Following Jay ‘Sinatraa’ Won’s announcement that he is seeking a return to competitive Valorant saw the former Sentinels player reveal he was able to skip certain behavioral training sessions at Riot Games. Just hours later, Riot reversed that stance, labeling it a “mistake” under public pressure.
12 months ago, Overwatch League Valorant pro Sinatraa was MVP accused of abuse from his ex-girlfriend Cleo Hernandez. Shortly after these allegations surfaced, the then 21-year-old was exposed from the competition.
Riot Games launched its own investigation as Hernandez separately filed a report with the police. This investigation of the Valorant developer hit a wallsince Sinatraa not only “cooperated” but also “misrepresented certain facts” and made “false statements”.
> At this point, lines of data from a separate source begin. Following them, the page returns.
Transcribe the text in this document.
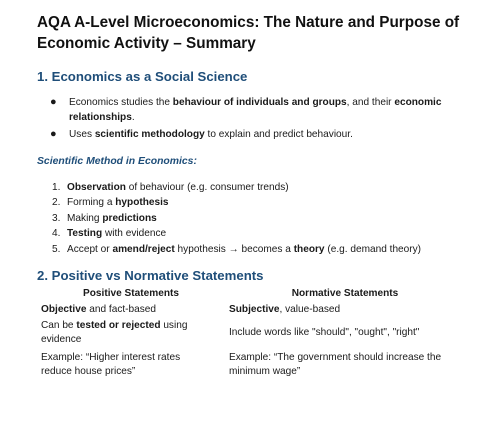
AQA A-Level Microeconomics: The Nature and Purpose of Economic Activity – Summary
1. Economics as a Social Science
● Economics studies the behaviour of individuals and groups, and their economic relationships.
● Uses scientific methodology to explain and predict behaviour.
Scientific Method in Economics:
1. Observation of behaviour (e.g. consumer trends)
2. Forming a hypothesis
3. Making predictions
4. Testing with evidence
5. Accept or amend/reject hypothesis → becomes a theory (e.g. demand theory)
2. Positive vs Normative Statements
Positive Statements	Normative Statements
Objective and fact-based	Subjective, value-based
Can be tested or rejected using evidence
Include words like "should", "ought", "right"
Example: “Higher interest rates reduce house prices”
Example: “The government should increase the minimum wage”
At the time, Riot assured that his behavior was not “tolerable”. Now a full year away from that statement and beyond being released for returnIn addition, Sinatraa was allowed to do without the obligatory behavioral training.
This naturally led to a share in the community Thousands spoke out to either support his return or criticize Riot’s handling of the situation.
For context, this was the final determination I received from Riot as to my status. pic.twitter.com/l6TGolyIiZ
— Jay Won (@sinatraa) April 14, 2022
Following his return announcement, Sinatraa doubled down on April 14, claiming “there was an investigation that found no conclusive evidence,” without mentioning his unwillingness to cooperate.
In an email that accompanies his post on Twitter, Riot confirmed that as of January 12, he will again be “fully eligible to log in and play at VCT.”
In that email, his lack of cooperation was seemingly brushed aside. Despite the initial enforcement of mandatory training, the undercover Riot operative informed Sinatraa that it was no longer required.
“The training should focus on ‘Cooperation in Investigations,’ but we believe you would already be familiar with most of the information covered in the training,” they said.
With another wave of public criticism following that email, Riot was again forced to respond under the weight of community backlash.
John Needham, esports president at Riot Games, tweeted on April 15 that the Competitive Operations team was completely unaware of the email sent to Sinatraa.
A rogue member of that crew “erroneously stated that a mandatory component of a competition law decision was not required,” according to Needham.
“We have informed [Sinatraa] that, contrary to this notification and in accordance with the competition ruling, he is obliged to undergo professional behavior training.
“The training focuses on acting professionally, complying with rules and regulations, and conducting investigations.”
An update from John Needham – President, Esports, Riot Games pic.twitter.com/q8WtbVzE23
– VALORANT Champions Tour (@ValorantEsports) April 15, 2022
Needham again apologized to fans for the “mistake” and revealed that Riot is now opening a new internal investigation to “ensure that competition rules are correctly followed going forward.”